Markets and Main Street feel the strain
Financial markets reacted swiftly to the Fed’s message that rates are likely to stay elevated for longer than many investors had hoped.
Stocks fell after the decision and Powell’s comments, with the S&P 500 closing down about 1.4%, the Dow Jones Industrial Average off roughly 1.6%, and the tech-heavy Nasdaq Composite shedding around 1.5%. Analysts cited the combination of higher projected inflation, a steady rate path and Powell’s emphasis on uncertainty as fueling renewed concerns about a second wave of price pressures.
In bond markets, yields on shorter-term Treasurys climbed as traders marked down the odds of near-term cuts. The two-year note’s yield moved toward 3.9%, its highest level in weeks, a shift that feeds directly into borrowing costs across the economy.
Average 30-year fixed mortgage rates rose back above 6.4% to 6.5%, the highest in about seven months, reversing a decline seen earlier in the year. Credit card and auto loan rates, which track short-term benchmarks plus lender markups, also remained elevated.
At the same time, consumers are being hit with sharply higher fuel bills. The national average price of regular gasoline stood around $3.84 a gallon in mid-March, according to AAA, up roughly 92 cents from a month earlier as oil prices spiked following attacks on energy infrastructure and shipping routes in and around the Persian Gulf.
For many households, particularly lower-income families and those in car-dependent regions, the combination of high financing costs and climbing energy prices amounts to a double squeeze.
“Families are facing higher prices at the pump and higher costs when they borrow to buy a car or a home,” Powell acknowledged. “We’re very aware of that. At the same time, allowing inflation to become entrenched would ultimately be even more damaging to the economy and to those same households.”

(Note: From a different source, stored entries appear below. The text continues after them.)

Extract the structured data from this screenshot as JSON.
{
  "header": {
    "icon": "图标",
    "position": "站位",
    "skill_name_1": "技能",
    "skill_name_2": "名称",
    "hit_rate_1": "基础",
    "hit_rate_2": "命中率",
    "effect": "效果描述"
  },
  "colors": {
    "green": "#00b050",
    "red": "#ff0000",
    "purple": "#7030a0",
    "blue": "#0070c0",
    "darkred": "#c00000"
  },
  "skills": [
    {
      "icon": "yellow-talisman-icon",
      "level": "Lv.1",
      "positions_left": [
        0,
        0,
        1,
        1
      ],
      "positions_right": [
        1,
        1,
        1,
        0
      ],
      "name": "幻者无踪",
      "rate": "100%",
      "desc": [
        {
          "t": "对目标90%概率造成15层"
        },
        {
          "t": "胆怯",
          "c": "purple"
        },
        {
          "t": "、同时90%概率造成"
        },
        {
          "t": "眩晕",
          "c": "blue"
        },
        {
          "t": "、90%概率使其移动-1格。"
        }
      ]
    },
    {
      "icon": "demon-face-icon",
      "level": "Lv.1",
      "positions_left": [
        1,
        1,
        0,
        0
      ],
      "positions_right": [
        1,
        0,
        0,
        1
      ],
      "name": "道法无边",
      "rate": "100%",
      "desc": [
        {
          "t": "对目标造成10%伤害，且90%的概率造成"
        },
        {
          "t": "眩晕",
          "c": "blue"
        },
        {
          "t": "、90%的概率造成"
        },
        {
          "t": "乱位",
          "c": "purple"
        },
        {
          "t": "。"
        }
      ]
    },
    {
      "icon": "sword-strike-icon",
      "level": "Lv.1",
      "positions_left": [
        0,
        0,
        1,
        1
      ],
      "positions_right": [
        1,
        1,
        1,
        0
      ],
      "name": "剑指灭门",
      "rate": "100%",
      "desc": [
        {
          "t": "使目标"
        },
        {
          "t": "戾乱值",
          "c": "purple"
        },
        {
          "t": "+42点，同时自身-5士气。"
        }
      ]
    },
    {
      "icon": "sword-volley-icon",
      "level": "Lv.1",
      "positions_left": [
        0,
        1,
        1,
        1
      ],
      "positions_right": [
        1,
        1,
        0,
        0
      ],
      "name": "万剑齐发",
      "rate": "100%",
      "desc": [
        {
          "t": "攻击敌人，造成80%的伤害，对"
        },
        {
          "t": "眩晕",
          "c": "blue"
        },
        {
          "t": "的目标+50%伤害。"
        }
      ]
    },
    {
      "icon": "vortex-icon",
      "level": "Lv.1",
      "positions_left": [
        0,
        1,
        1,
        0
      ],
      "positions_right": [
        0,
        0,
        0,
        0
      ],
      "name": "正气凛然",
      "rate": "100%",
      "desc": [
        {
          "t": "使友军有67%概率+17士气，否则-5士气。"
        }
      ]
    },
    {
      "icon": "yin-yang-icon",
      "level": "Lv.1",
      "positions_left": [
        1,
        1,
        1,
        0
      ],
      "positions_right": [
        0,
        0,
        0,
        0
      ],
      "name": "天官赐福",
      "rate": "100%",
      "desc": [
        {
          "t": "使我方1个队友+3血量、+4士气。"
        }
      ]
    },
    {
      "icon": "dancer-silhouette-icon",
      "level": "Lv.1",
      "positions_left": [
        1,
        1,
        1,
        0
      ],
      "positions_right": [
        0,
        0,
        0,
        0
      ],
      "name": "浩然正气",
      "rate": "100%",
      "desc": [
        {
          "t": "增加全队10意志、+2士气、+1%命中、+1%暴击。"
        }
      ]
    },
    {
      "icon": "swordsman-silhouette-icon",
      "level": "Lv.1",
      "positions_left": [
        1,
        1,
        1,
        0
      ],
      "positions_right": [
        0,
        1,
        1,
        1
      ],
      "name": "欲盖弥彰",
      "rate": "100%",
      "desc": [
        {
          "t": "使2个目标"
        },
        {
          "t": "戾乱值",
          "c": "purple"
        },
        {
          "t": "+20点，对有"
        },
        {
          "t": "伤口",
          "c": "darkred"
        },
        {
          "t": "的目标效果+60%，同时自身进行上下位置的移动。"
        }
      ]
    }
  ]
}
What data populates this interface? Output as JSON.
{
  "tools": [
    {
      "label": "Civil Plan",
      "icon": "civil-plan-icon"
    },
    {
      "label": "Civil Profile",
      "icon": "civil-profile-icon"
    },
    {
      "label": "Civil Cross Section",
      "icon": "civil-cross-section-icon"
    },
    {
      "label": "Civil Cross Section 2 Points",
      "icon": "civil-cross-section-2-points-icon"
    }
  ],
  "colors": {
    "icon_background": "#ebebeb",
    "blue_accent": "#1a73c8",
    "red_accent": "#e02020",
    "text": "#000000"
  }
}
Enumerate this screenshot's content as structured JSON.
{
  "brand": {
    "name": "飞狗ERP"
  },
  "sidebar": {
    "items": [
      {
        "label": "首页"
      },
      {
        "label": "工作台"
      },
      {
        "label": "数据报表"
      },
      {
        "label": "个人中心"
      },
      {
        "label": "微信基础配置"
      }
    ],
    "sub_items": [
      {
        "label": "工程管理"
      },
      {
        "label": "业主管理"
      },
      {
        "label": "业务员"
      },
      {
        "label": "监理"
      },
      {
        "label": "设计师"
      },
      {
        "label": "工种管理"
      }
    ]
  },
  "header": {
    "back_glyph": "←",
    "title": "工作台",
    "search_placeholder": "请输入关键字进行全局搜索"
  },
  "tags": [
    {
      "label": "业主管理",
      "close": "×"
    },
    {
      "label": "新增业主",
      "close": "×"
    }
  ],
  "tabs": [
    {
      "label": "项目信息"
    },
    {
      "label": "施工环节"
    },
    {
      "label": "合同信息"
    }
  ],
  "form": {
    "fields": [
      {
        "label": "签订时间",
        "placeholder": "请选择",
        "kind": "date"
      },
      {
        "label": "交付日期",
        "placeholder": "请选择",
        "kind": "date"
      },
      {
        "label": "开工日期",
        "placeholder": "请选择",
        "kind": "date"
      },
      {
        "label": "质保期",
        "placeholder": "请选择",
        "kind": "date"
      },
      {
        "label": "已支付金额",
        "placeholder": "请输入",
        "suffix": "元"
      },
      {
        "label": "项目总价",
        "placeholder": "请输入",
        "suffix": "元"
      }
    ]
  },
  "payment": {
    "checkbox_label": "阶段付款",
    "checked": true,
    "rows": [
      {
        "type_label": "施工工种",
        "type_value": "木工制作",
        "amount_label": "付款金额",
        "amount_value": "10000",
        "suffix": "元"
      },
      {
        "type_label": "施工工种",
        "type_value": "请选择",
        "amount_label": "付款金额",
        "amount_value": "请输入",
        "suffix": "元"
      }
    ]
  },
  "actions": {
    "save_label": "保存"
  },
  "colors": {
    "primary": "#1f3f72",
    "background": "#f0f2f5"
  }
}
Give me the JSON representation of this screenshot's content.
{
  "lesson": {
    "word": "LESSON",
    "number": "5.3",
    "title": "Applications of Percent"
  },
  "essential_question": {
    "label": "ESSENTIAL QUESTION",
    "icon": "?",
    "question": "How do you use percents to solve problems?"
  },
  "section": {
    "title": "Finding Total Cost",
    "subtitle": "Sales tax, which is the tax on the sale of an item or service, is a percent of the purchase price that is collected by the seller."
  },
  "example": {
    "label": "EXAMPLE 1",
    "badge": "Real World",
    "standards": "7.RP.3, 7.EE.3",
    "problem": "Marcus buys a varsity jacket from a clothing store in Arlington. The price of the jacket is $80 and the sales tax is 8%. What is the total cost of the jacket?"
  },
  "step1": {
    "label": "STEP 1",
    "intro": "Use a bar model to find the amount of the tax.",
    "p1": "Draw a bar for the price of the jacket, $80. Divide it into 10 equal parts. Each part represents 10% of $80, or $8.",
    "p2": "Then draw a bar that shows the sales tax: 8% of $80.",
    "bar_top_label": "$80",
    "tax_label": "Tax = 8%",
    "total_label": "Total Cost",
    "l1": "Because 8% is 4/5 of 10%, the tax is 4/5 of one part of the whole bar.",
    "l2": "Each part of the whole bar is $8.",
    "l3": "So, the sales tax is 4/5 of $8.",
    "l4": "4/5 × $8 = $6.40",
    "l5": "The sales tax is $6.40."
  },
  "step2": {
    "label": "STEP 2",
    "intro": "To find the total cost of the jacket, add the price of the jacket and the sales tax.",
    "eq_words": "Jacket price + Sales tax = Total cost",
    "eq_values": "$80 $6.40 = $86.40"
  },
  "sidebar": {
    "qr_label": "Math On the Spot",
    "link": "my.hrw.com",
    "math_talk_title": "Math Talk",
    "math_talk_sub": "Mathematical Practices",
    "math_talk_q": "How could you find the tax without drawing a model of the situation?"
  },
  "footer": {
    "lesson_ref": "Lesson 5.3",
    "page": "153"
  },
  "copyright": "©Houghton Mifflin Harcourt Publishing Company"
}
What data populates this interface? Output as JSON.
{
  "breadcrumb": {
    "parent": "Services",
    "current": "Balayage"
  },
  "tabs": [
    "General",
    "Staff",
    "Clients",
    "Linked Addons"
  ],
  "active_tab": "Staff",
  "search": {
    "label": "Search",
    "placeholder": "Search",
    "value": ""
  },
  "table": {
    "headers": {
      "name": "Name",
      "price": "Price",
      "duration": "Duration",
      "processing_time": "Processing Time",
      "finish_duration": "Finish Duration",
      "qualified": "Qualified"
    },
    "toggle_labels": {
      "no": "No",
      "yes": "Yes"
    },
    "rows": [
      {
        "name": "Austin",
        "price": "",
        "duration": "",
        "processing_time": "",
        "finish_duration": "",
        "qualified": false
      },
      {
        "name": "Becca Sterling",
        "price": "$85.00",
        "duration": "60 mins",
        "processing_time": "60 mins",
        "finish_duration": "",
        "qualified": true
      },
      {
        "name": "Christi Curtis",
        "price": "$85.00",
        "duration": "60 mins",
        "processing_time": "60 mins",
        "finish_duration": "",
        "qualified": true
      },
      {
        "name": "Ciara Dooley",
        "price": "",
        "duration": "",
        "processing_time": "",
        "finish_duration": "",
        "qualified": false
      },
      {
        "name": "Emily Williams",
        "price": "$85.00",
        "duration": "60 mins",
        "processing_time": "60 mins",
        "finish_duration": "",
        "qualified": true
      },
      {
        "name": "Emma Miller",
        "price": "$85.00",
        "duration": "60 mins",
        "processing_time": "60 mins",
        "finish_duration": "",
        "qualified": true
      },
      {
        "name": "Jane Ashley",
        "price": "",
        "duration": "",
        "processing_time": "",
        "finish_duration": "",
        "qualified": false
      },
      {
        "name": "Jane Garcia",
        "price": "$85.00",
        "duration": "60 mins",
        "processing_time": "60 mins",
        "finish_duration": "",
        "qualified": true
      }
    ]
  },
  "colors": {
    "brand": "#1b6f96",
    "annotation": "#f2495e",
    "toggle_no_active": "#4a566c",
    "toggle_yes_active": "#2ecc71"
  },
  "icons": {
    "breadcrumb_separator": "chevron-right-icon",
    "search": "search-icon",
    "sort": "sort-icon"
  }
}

A wary central bank waits for clarity
The Fed’s policy stance caps a rapid turn in strategy over the past four years. After slashing rates to near zero at the height of the pandemic, the central bank lifted its benchmark rate to 5.25%–5.5% between 2022 and 2023 in its most aggressive tightening campaign in decades to counter surging inflation. As price pressures cooled and growth slowed, it began cutting in late 2024, eventually bringing rates down to their current range by December 2025.
The January and March 2026 meetings mark a new phase: a central bank on hold around neutral, wary of declaring victory on inflation as tariffs and war-related shocks threaten to push prices higher again even while the labor market loses steam.
Looking ahead, Powell said policymakers would be watching core inflation, wage trends, measures of inflation expectations and a wide range of labor indicators to assess whether it is safe to deliver the single rate cut currently projected for later this year.
“The path of policy is not predetermined,” he said. “If inflation slows more quickly than we expect and the labor market weakens, we have room to support the economy. If inflation proves more persistent or new shocks emerge, we are prepared to maintain or, if necessary, increase the level of restriction.”
For now, that means households and businesses must navigate an environment that is neither the near-zero-rate world of the 2010s nor the emergency settings of the pandemic years, but something more uncertain: an economy reshaped by war, trade barriers and a central bank determined not to be caught behind the curve again.